Сквозь открытые окна в дом заглядывали охочие послушать раду — козацкая голытьба, челядь ремесленников, школяры, спудеи — сиречь студиозусы, монахи, торговцы, женщины, дети.
Порой подымался на майдане гомон, но те, кто был у самых окон, шипели и цыкали на задних, а те — на стоящих дальше, и гам снова и снова утихал, ибо каждому понятно было, что мешать в столь важном деле не следует, да и хотелось всем поскорее узнать, что́ затевается там, на той широкой раде.
Люди, притихшие у окон, сосредоточенно внимали каждому слову.
И тут же всё шепотом передавали тем, кто стоял, ожидая, у них за спиной.
А те — дальше и дальше.
И Соборный майдан, и весь Мирослав, да и вся Долина мигом узнавали — кто и что сказал в покоях владыки.
А это ведь надобно было знать каждому, ибо в покоях владыки уже завязывался спор: отец Мельхиседек, у бога многомилосердного моля терпения, угрюмо спорил с паном Демидом Пампушкой, коего ясновельможный гетман, во внимание ко всем его заслугам и услугам, дня три тому назад, когда Козак Мамай был уже в темнице, милостиво отпустил в Мирослав.
Пампушка-Стародупский и владыка спорили, а все, почитай, кто был там, пособляли своим словом разгневанному мирославскому владыке, духовному отцу и военачальнику.
5
Опершись у стола на резной, черного арабского дерева аналой, — он привык разговаривать стоя, — отец Мельхиседек, до сих пор не избавившись от прежних запорожских повадок, обращался к мирянам с такими от сердца словами:
— Послушайте меня, старого пса, братчики, что я скажу вам: снова придется слать письма о помощи.
— Кому? — спросил Пампушка-Стародупский.
— Кошевому на Сечь.
— Посылали уже, — возразил Пампушка.
— Аж три! — добавил тонюсеньким голоском реестровый сотник Хивря, неугомонный злоехида, еще не старый, опрятненький и весьма женоподобный человечек. — Аж три письма!
— А где они? — спросил епископ. — Однокрыловцы хватают наших гонцов. Придется снова слать бумаги: еще и по городам, ко всем полковникам, кто верен Украине. Да и писать московскому царю…
— Про что писать? Про то, что царь должен ведать и сам?
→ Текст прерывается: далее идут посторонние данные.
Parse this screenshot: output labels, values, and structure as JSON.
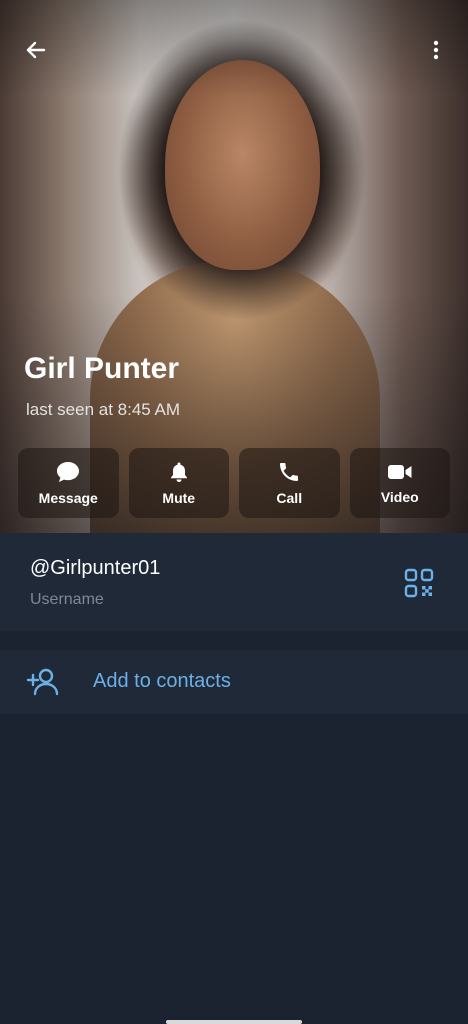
{
  "profile": {
    "name": "Girl Punter",
    "status": "last seen at 8:45 AM"
  },
  "actions": [
    {
      "label": "Message",
      "icon": "message-bubble-icon"
    },
    {
      "label": "Mute",
      "icon": "bell-icon"
    },
    {
      "label": "Call",
      "icon": "phone-icon"
    },
    {
      "label": "Video",
      "icon": "video-camera-icon"
    }
  ],
  "info": {
    "username": "@Girlpunter01",
    "username_caption": "Username"
  },
  "contacts": {
    "add_label": "Add to contacts"
  },
  "colors": {
    "background": "#1b2230",
    "card": "#1f2937",
    "accent": "#6cb0e8",
    "caption": "#7e8896"
  }
}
— Про все! Про то, что пан Гордий Гордый, генеральный писарь Войска Запорожского, отрубил в Киеве, в Гадяче, в Черкассах головы двум десяткам козацких военачальников, самозванно объявил себя ясновельможным и, захватив знамена, булаву, клейноды и казну покойного нашего гетмана, нарушил присягу, данную и Москве.
— Про это мы царю уже писали! — выкрикнул Пампушка.
— А теперь, — словно и не слыша, продолжал архиереи, — клятвопреступник с панами-ляхами, с наемными сынами Европы да с ордами Карамбея о сорока тысячах крикливых крымчаков, белогородцев и ногайцев разоряет села и города Украины, подступил уж и к нам, чтоб захватить несметные сокровища, когда-то и где-то сокрытые в Калиновой Долине запорожцами, сокровища, кои позволят Однокрылу купить в Азии и Европе такую рать, что не устоим против нее — ни мы, ни ты, пресветлый царь, когда он двинется и дальше, на Москву. А если он, захватив Мирослав (хотя мы во храме всем миром крест целовали — не сдаваться ворогу живьем), двинется и далее, к Путивлю, где твои бояре с войском отаборились, а к нам зачем-то не идут, дабы их истребить, — чтобы затем и за тебя приняться, царю наш, на Москве…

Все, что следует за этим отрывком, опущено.